How to write a good AI prompt — 7 rules with examples

The difference between 'make me a website' and an app that actually works is the prompt. 7 concrete rules we learned from thousands of generations.

The same AI tool gives two people completely different results — one a half-baked site, the other a working app. The difference isn't luck, it's the prompt: how clearly you describe what you want. Here are 7 rules we distilled from thousands of generations on nocodeon.

1. Say WHAT it does, not HOW to build it

You don't need to know coding. Don't write “use React and Firebase.” Write what the user sees and does: “A page where I enter an expense, the app sums it and shows totals per category.” We pick the tech.

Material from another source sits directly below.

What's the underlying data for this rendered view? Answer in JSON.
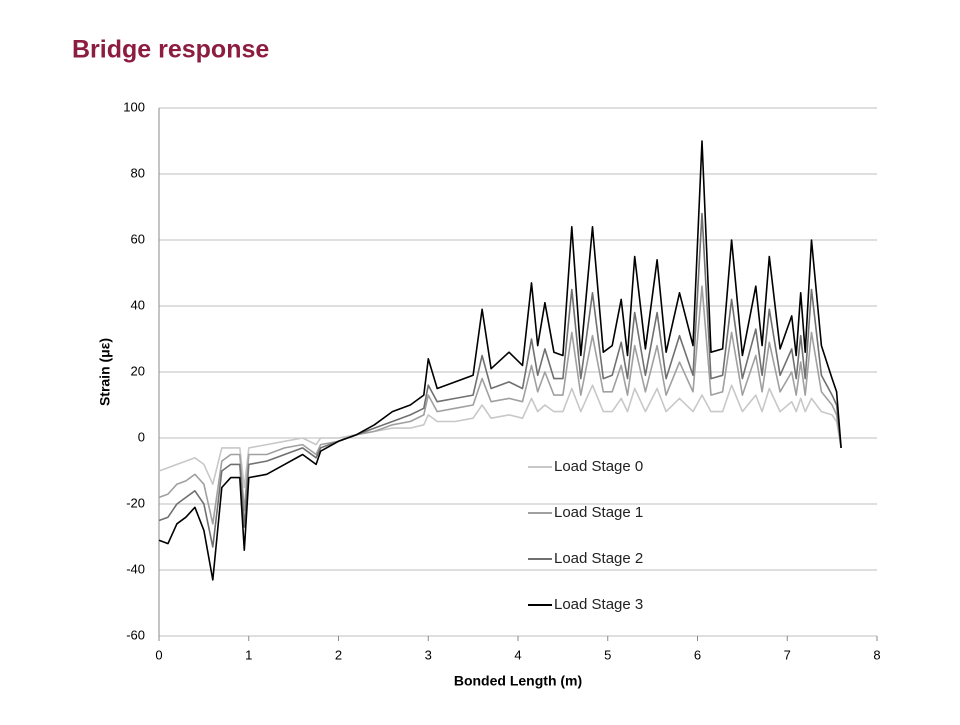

2. List the screens and buttons

An app is a set of screens. List them and you get exactly that:

Three screens:
1. Home — "New measurement" button
2. Entry — fields: date, weight (kg), note
3. History — list of all entries + monthly chart

3. Say where the data lives

If you want data to survive moving from phone to laptop, say it explicitly: “Data in the database (nocodeon.db), not just the browser.” Otherwise the AI picks the simplest option — localStorage — and the data disappears on another device.

4. Ask for it to work on mobile

Most people open the app on a phone. Add one sentence: “Must work on mobile too — touch controls, buttons big enough for a finger, no horizontal scroll.” For games ask for on-screen buttons, not just the keyboard.

5. Give example content

Instead of “a general knowledge quiz,” give 2-3 real questions. Instead of “an image gallery,” say how many images and the layout. A concrete example beats ten adjectives.

6. One feature per message

Don't do everything at once. Basic version first, then build up: “Now add that each entry can be deleted.”That way it's easier to see where something went wrong and act precisely.

7. Say what's wrong, specifically

If the result isn't good, don't just write “it doesn't work.” Write exactly what: “The Save button doesn't respond on mobile” or “The list doesn't refresh after adding.” The more precise, the faster the fix.

Bad vs good prompt — example

BadGood
Build me a gym appA workout tracker: an entry screen (exercise name, kg, reps), history by day, a progress chart. Data in the database. Works on mobile.